WANETA LAKE—Racing is popular in the area, but winter must be a quiet time of the year for racing enthusiasts, right?
Wrong.
This past weekend close to 15 cars raced on a frozen Waneta Lake. It was a Central New York Ice Racing Association event, held both Saturday and Sunday. Snow was plowed to create a race track just over a mile long.
Drivers came from Geneva, the Syracuse area, Ithaca, near Rochester, and even Watkins Glen. Just like any other race, the cars were numbered. However, some of the drivers used everyday cars but with special tires and numbers made out of tape or cut out construction paper stuck to the windows.
“It’s the least expensive wheel to wheel racing you can do,” said Bruce Coulombe, Watkins Glen resident. He added he’s been doing this for a couple of years.
“It’s something to do in the winter. I live in the city,” said Geneva resident Leo Fenner. “I wait all summer praying for ice.”
Fenner was joined by his co-driver, Cullen Noonen. Fenner said he’s been doing ice racing for six years, but doesn’t participate in any other form of racing.
Waneta Lake met the CNYIRA’s minimum ice thickness of 12 inches. Ice races are held all over central New York, including Oneida Lake at Maple Bay, Sylvan Beach, Bernhard’s Bay, Valentine’s Beach, Sandy Pond and Honeoye Lake. CNYIRA keeps track of the various lakes’ conditions on its Web site.

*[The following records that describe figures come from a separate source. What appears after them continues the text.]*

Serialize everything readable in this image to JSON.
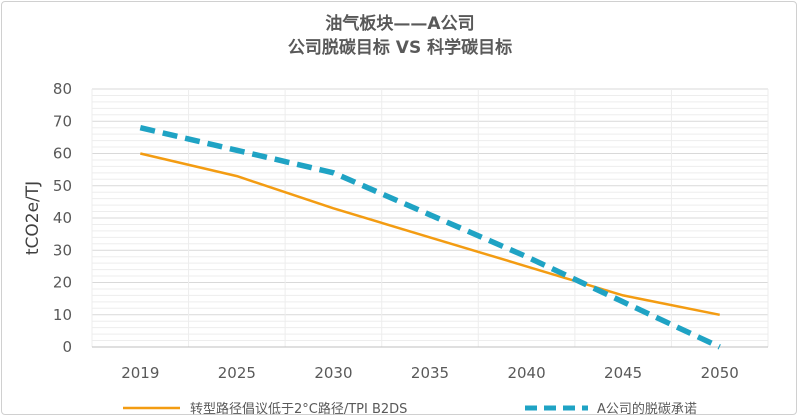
{
  "chart_data": {
    "type": "line",
    "title": "油气板块——A公司",
    "subtitle": "公司脱碳目标 VS 科学碳目标",
    "xlabel": "",
    "ylabel": "tCO2e/TJ",
    "x": [
      2019,
      2025,
      2030,
      2035,
      2040,
      2045,
      2050
    ],
    "ylim": [
      0,
      80
    ],
    "yticks": [
      0,
      10,
      20,
      30,
      40,
      50,
      60,
      70,
      80
    ],
    "grid": true,
    "legend_position": "bottom",
    "series": [
      {
        "name": "转型路径倡议低于2°C路径/TPI B2DS",
        "color": "#f39c12",
        "style": "solid",
        "values": [
          60,
          53,
          43,
          34,
          25,
          16,
          10
        ]
      },
      {
        "name": "A公司的脱碳承诺",
        "color": "#1fa3c4",
        "style": "dashed",
        "values": [
          68,
          61,
          54,
          41,
          28,
          14,
          0
        ]
      }
    ]
  }
}
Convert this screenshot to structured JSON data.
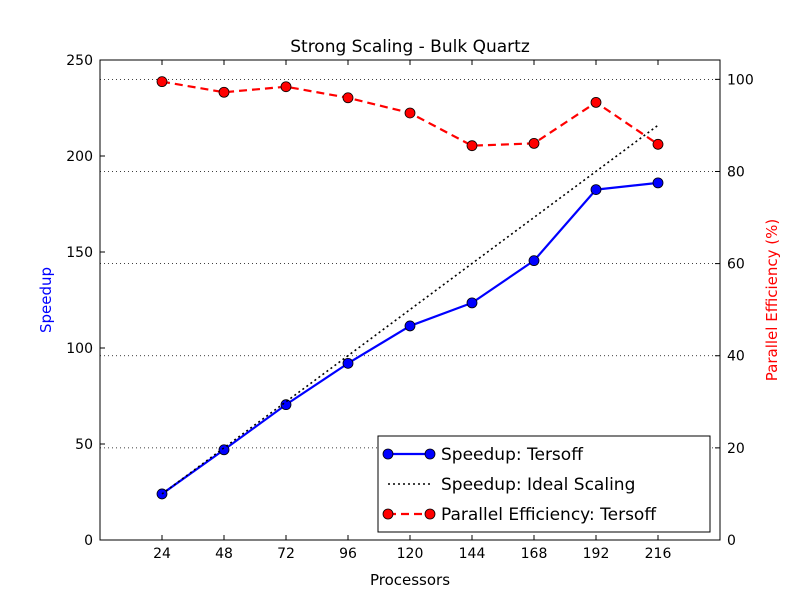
{
  "chart_data": {
    "type": "line",
    "title": "Strong Scaling - Bulk Quartz",
    "xlabel": "Processors",
    "ylabel_left": "Speedup",
    "ylabel_right": "Parallel Efficiency (%)",
    "x": [
      24,
      48,
      72,
      96,
      120,
      144,
      168,
      192,
      216
    ],
    "xlim": [
      0,
      240
    ],
    "ylim_left": [
      0,
      250
    ],
    "ylim_right": [
      0,
      104.2
    ],
    "yticks_left": [
      0,
      50,
      100,
      150,
      200,
      250
    ],
    "yticks_right": [
      0,
      20,
      40,
      60,
      80,
      100
    ],
    "grid": "horizontal dotted at right-axis ticks",
    "legend_position": "lower-right",
    "series": [
      {
        "name": "Speedup: Tersoff",
        "axis": "left",
        "color": "#0000ff",
        "line_style": "solid",
        "marker": "circle",
        "values": [
          24,
          47,
          70.5,
          92,
          111.5,
          123.5,
          145.5,
          182.5,
          186
        ]
      },
      {
        "name": "Speedup: Ideal Scaling",
        "axis": "left",
        "color": "#000000",
        "line_style": "dotted",
        "marker": "none",
        "values": [
          24,
          48,
          72,
          96,
          120,
          144,
          168,
          192,
          216
        ]
      },
      {
        "name": "Parallel Efficiency: Tersoff",
        "axis": "right",
        "color": "#ff0000",
        "line_style": "dashed",
        "marker": "circle",
        "values": [
          99.5,
          97.2,
          98.4,
          96.0,
          92.7,
          85.6,
          86.1,
          95.0,
          85.9
        ]
      }
    ]
  }
}
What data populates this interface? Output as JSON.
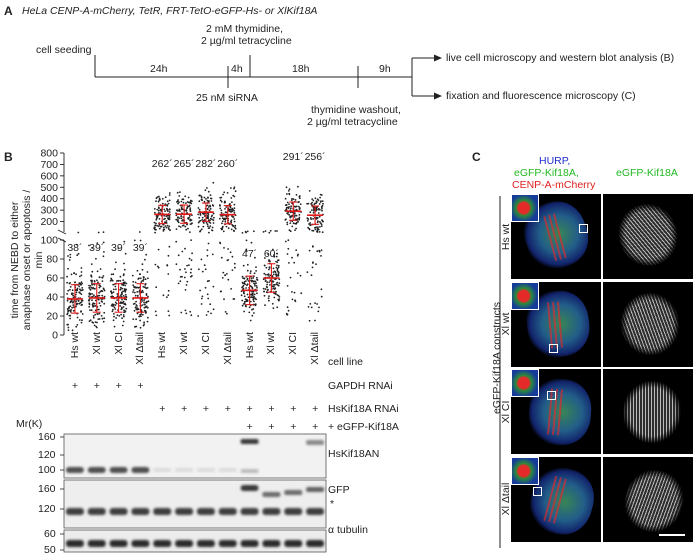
{
  "panelA": {
    "letter": "A",
    "title": "HeLa CENP-A-mCherry, TetR, FRT-TetO-eGFP-Hs- or XlKif18A",
    "cell_seeding": "cell seeding",
    "t1": "24h",
    "t2": "4h",
    "t3": "18h",
    "t4": "9h",
    "thymidine_line1": "2 mM thymidine,",
    "thymidine_line2": "2 µg/ml tetracycline",
    "sirna": "25 nM siRNA",
    "washout_line1": "thymidine washout,",
    "washout_line2": "2 µg/ml tetracycline",
    "out1": "live cell microscopy and western blot analysis (B)",
    "out2": "fixation and fluorescence microscopy (C)"
  },
  "panelB": {
    "letter": "B",
    "ylabel_line1": "time from NEBD to either",
    "ylabel_line2": "anaphase onset or apoptosis / min",
    "cell_line_label": "cell line",
    "gapdh_label": "GAPDH RNAi",
    "hskif_label": "HsKif18A RNAi",
    "egfp_label": "+ eGFP-Kif18A",
    "mr_label": "Mr(K)",
    "blot1_label": "HsKif18AN",
    "blot2_label": "GFP",
    "blot2_star": "*",
    "blot3_label": "α tubulin",
    "blot1_ticks": [
      "160",
      "120",
      "100"
    ],
    "blot2_ticks": [
      "160",
      "120"
    ],
    "blot3_ticks": [
      "60",
      "50"
    ],
    "plus": "+"
  },
  "panelC": {
    "letter": "C",
    "label_hurp": "HURP,",
    "label_egfp": "eGFP-Kif18A,",
    "label_cenp": "CENP-A-mCherry",
    "col2_label": "eGFP-Kif18A",
    "side_label": "eGFP-Kif18A constructs",
    "rows": [
      "Hs wt",
      "Xl wt",
      "Xl CI",
      "Xl Δtail"
    ]
  },
  "chart_data": {
    "type": "scatter",
    "categories": [
      "Hs wt",
      "Xl wt",
      "Xl CI",
      "Xl Δtail",
      "Hs wt",
      "Xl wt",
      "Xl CI",
      "Xl Δtail",
      "Hs wt",
      "Xl wt",
      "Xl CI",
      "Xl Δtail"
    ],
    "median_labels": [
      "38´",
      "39´",
      "39´",
      "39´",
      "262´",
      "265´",
      "282´",
      "260´",
      "47´",
      "60´",
      "291´",
      "256´"
    ],
    "medians": [
      38,
      39,
      39,
      39,
      262,
      265,
      282,
      260,
      47,
      60,
      291,
      256
    ],
    "gapdh_rnai": [
      true,
      true,
      true,
      true,
      false,
      false,
      false,
      false,
      false,
      false,
      false,
      false
    ],
    "hskif18a_rnai": [
      false,
      false,
      false,
      false,
      true,
      true,
      true,
      true,
      true,
      true,
      true,
      true
    ],
    "egfp_kif18a": [
      false,
      false,
      false,
      false,
      false,
      false,
      false,
      false,
      true,
      true,
      true,
      true
    ],
    "y_ticks_lower": [
      "0",
      "20",
      "40",
      "60",
      "80",
      "100"
    ],
    "y_ticks_upper": [
      "100",
      "200",
      "300",
      "400",
      "500",
      "600",
      "700",
      "800"
    ],
    "ylim": [
      0,
      800
    ]
  }
}
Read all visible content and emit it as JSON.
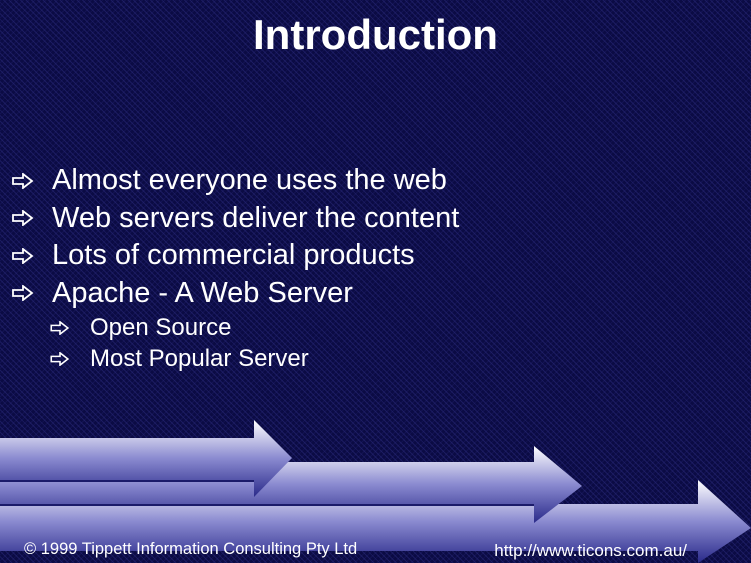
{
  "slide": {
    "title": "Introduction",
    "bullets": [
      {
        "text": "Almost everyone uses the web"
      },
      {
        "text": "Web servers deliver the content"
      },
      {
        "text": "Lots of commercial products"
      },
      {
        "text": "Apache - A Web Server"
      }
    ],
    "sub_bullets": [
      {
        "text": "Open Source"
      },
      {
        "text": "Most Popular Server"
      }
    ],
    "bullet_icon": "hollow-right-arrow-icon",
    "footer": {
      "copyright": "© 1999  Tippett Information Consulting Pty Ltd",
      "url": "http://www.ticons.com.au/"
    },
    "colors": {
      "background": "#0b0b44",
      "text": "#ffffff",
      "arrow_light": "#ffffff",
      "arrow_dark": "#2a2a8a"
    }
  }
}
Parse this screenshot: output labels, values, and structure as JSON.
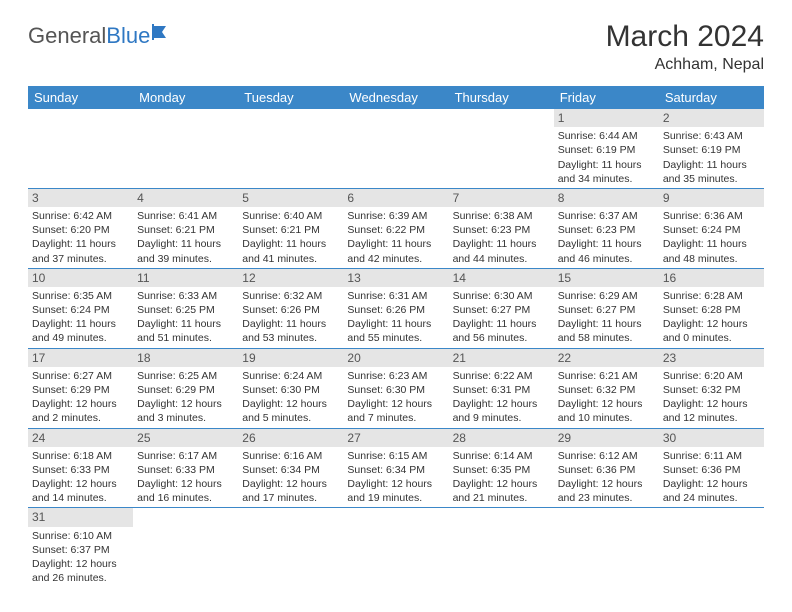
{
  "logo": {
    "general": "General",
    "blue": "Blue"
  },
  "title": "March 2024",
  "location": "Achham, Nepal",
  "colors": {
    "header_bg": "#3b87c8",
    "header_text": "#ffffff",
    "daynum_bg": "#e5e5e5",
    "row_border": "#3b87c8",
    "logo_blue": "#2f78c3"
  },
  "weekdays": [
    "Sunday",
    "Monday",
    "Tuesday",
    "Wednesday",
    "Thursday",
    "Friday",
    "Saturday"
  ],
  "weeks": [
    [
      {
        "empty": true
      },
      {
        "empty": true
      },
      {
        "empty": true
      },
      {
        "empty": true
      },
      {
        "empty": true
      },
      {
        "n": "1",
        "sunrise": "Sunrise: 6:44 AM",
        "sunset": "Sunset: 6:19 PM",
        "daylight": "Daylight: 11 hours and 34 minutes."
      },
      {
        "n": "2",
        "sunrise": "Sunrise: 6:43 AM",
        "sunset": "Sunset: 6:19 PM",
        "daylight": "Daylight: 11 hours and 35 minutes."
      }
    ],
    [
      {
        "n": "3",
        "sunrise": "Sunrise: 6:42 AM",
        "sunset": "Sunset: 6:20 PM",
        "daylight": "Daylight: 11 hours and 37 minutes."
      },
      {
        "n": "4",
        "sunrise": "Sunrise: 6:41 AM",
        "sunset": "Sunset: 6:21 PM",
        "daylight": "Daylight: 11 hours and 39 minutes."
      },
      {
        "n": "5",
        "sunrise": "Sunrise: 6:40 AM",
        "sunset": "Sunset: 6:21 PM",
        "daylight": "Daylight: 11 hours and 41 minutes."
      },
      {
        "n": "6",
        "sunrise": "Sunrise: 6:39 AM",
        "sunset": "Sunset: 6:22 PM",
        "daylight": "Daylight: 11 hours and 42 minutes."
      },
      {
        "n": "7",
        "sunrise": "Sunrise: 6:38 AM",
        "sunset": "Sunset: 6:23 PM",
        "daylight": "Daylight: 11 hours and 44 minutes."
      },
      {
        "n": "8",
        "sunrise": "Sunrise: 6:37 AM",
        "sunset": "Sunset: 6:23 PM",
        "daylight": "Daylight: 11 hours and 46 minutes."
      },
      {
        "n": "9",
        "sunrise": "Sunrise: 6:36 AM",
        "sunset": "Sunset: 6:24 PM",
        "daylight": "Daylight: 11 hours and 48 minutes."
      }
    ],
    [
      {
        "n": "10",
        "sunrise": "Sunrise: 6:35 AM",
        "sunset": "Sunset: 6:24 PM",
        "daylight": "Daylight: 11 hours and 49 minutes."
      },
      {
        "n": "11",
        "sunrise": "Sunrise: 6:33 AM",
        "sunset": "Sunset: 6:25 PM",
        "daylight": "Daylight: 11 hours and 51 minutes."
      },
      {
        "n": "12",
        "sunrise": "Sunrise: 6:32 AM",
        "sunset": "Sunset: 6:26 PM",
        "daylight": "Daylight: 11 hours and 53 minutes."
      },
      {
        "n": "13",
        "sunrise": "Sunrise: 6:31 AM",
        "sunset": "Sunset: 6:26 PM",
        "daylight": "Daylight: 11 hours and 55 minutes."
      },
      {
        "n": "14",
        "sunrise": "Sunrise: 6:30 AM",
        "sunset": "Sunset: 6:27 PM",
        "daylight": "Daylight: 11 hours and 56 minutes."
      },
      {
        "n": "15",
        "sunrise": "Sunrise: 6:29 AM",
        "sunset": "Sunset: 6:27 PM",
        "daylight": "Daylight: 11 hours and 58 minutes."
      },
      {
        "n": "16",
        "sunrise": "Sunrise: 6:28 AM",
        "sunset": "Sunset: 6:28 PM",
        "daylight": "Daylight: 12 hours and 0 minutes."
      }
    ],
    [
      {
        "n": "17",
        "sunrise": "Sunrise: 6:27 AM",
        "sunset": "Sunset: 6:29 PM",
        "daylight": "Daylight: 12 hours and 2 minutes."
      },
      {
        "n": "18",
        "sunrise": "Sunrise: 6:25 AM",
        "sunset": "Sunset: 6:29 PM",
        "daylight": "Daylight: 12 hours and 3 minutes."
      },
      {
        "n": "19",
        "sunrise": "Sunrise: 6:24 AM",
        "sunset": "Sunset: 6:30 PM",
        "daylight": "Daylight: 12 hours and 5 minutes."
      },
      {
        "n": "20",
        "sunrise": "Sunrise: 6:23 AM",
        "sunset": "Sunset: 6:30 PM",
        "daylight": "Daylight: 12 hours and 7 minutes."
      },
      {
        "n": "21",
        "sunrise": "Sunrise: 6:22 AM",
        "sunset": "Sunset: 6:31 PM",
        "daylight": "Daylight: 12 hours and 9 minutes."
      },
      {
        "n": "22",
        "sunrise": "Sunrise: 6:21 AM",
        "sunset": "Sunset: 6:32 PM",
        "daylight": "Daylight: 12 hours and 10 minutes."
      },
      {
        "n": "23",
        "sunrise": "Sunrise: 6:20 AM",
        "sunset": "Sunset: 6:32 PM",
        "daylight": "Daylight: 12 hours and 12 minutes."
      }
    ],
    [
      {
        "n": "24",
        "sunrise": "Sunrise: 6:18 AM",
        "sunset": "Sunset: 6:33 PM",
        "daylight": "Daylight: 12 hours and 14 minutes."
      },
      {
        "n": "25",
        "sunrise": "Sunrise: 6:17 AM",
        "sunset": "Sunset: 6:33 PM",
        "daylight": "Daylight: 12 hours and 16 minutes."
      },
      {
        "n": "26",
        "sunrise": "Sunrise: 6:16 AM",
        "sunset": "Sunset: 6:34 PM",
        "daylight": "Daylight: 12 hours and 17 minutes."
      },
      {
        "n": "27",
        "sunrise": "Sunrise: 6:15 AM",
        "sunset": "Sunset: 6:34 PM",
        "daylight": "Daylight: 12 hours and 19 minutes."
      },
      {
        "n": "28",
        "sunrise": "Sunrise: 6:14 AM",
        "sunset": "Sunset: 6:35 PM",
        "daylight": "Daylight: 12 hours and 21 minutes."
      },
      {
        "n": "29",
        "sunrise": "Sunrise: 6:12 AM",
        "sunset": "Sunset: 6:36 PM",
        "daylight": "Daylight: 12 hours and 23 minutes."
      },
      {
        "n": "30",
        "sunrise": "Sunrise: 6:11 AM",
        "sunset": "Sunset: 6:36 PM",
        "daylight": "Daylight: 12 hours and 24 minutes."
      }
    ],
    [
      {
        "n": "31",
        "sunrise": "Sunrise: 6:10 AM",
        "sunset": "Sunset: 6:37 PM",
        "daylight": "Daylight: 12 hours and 26 minutes."
      },
      {
        "empty": true
      },
      {
        "empty": true
      },
      {
        "empty": true
      },
      {
        "empty": true
      },
      {
        "empty": true
      },
      {
        "empty": true
      }
    ]
  ]
}
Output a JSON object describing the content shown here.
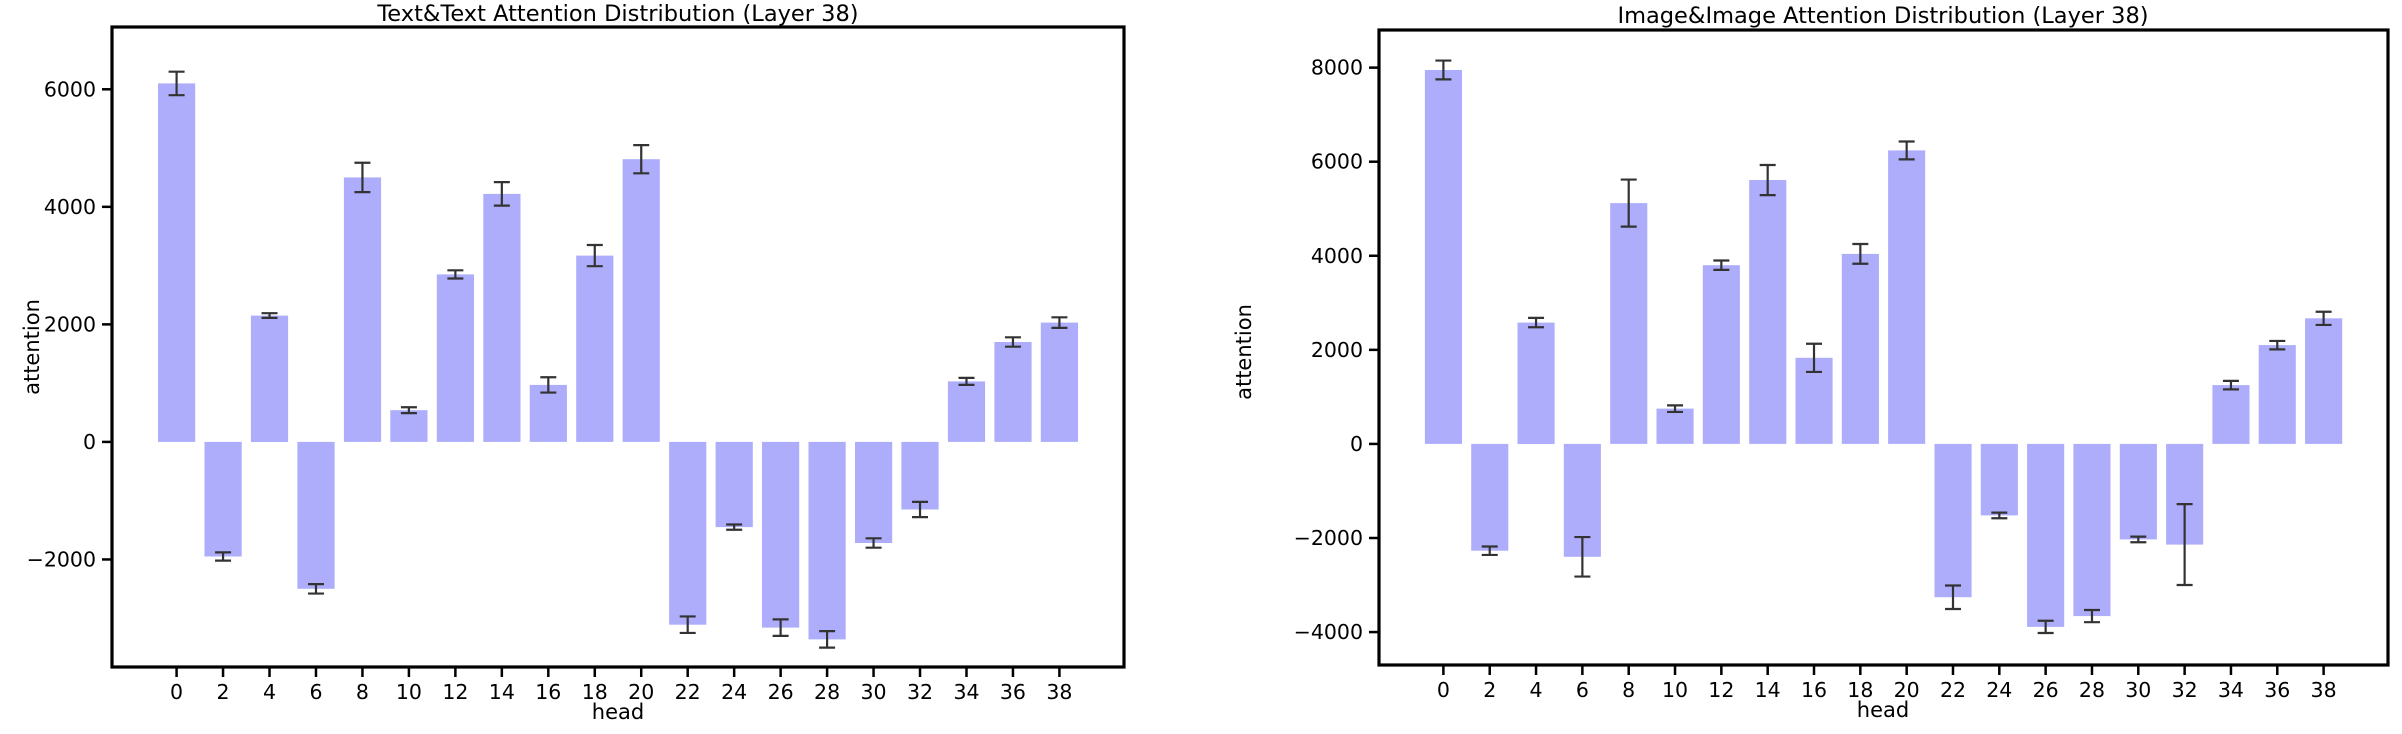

According to the New York State Department of Environmental Conservation, safe ice is the number one consideration when going onto a frozen body of water. The DEC says people need to use caution even when on a frozen, nonmoving body of water with a verified ice thickness. Schuyler County Undersheriff Breck Spaulding said ice is never 100 percent safe.
“The Waneta Lake and the Waneta Inn might be called our best lake to visit. The people are great and the Inn works with us,” said CNYIRA President Tim O’Brien. “It might be called our ‘home’ lake, but we do try to spread the events across central New York so that everyone does not have to travel so far.”
There are even classes in ice racing. At Waneta Lake this past weekend there were three: prepared tire (Menard) class, street legal class, and open classes.
“It’s a good way to improve your driving skills,” said Ray Hopkins of Spencerport who has been ice racing for 15 years.
He said you need a good lake, which Waneta Lake is. Hopkins added a driver can add bolts or dry wall screws to tires to give them traction. Racers can even buy special tires for ice racing. Racers can go up to 70 miles per hour on the Waneta Lake course.
“You don’t need a pit crew,” said Ithaca’s Casey Creamer. He reiterated it improves winter and rainy driving skills.
Ed Tucker from Cato said the only downside was it required him to get up too early, for a weekend. The race on Saturday got started before 10:30 a.m., but the course needed to be plowed before that. Most of the racers were there early prepping the cars.
Despite the earliness required, Tucker added, “I think it’s the most fun.”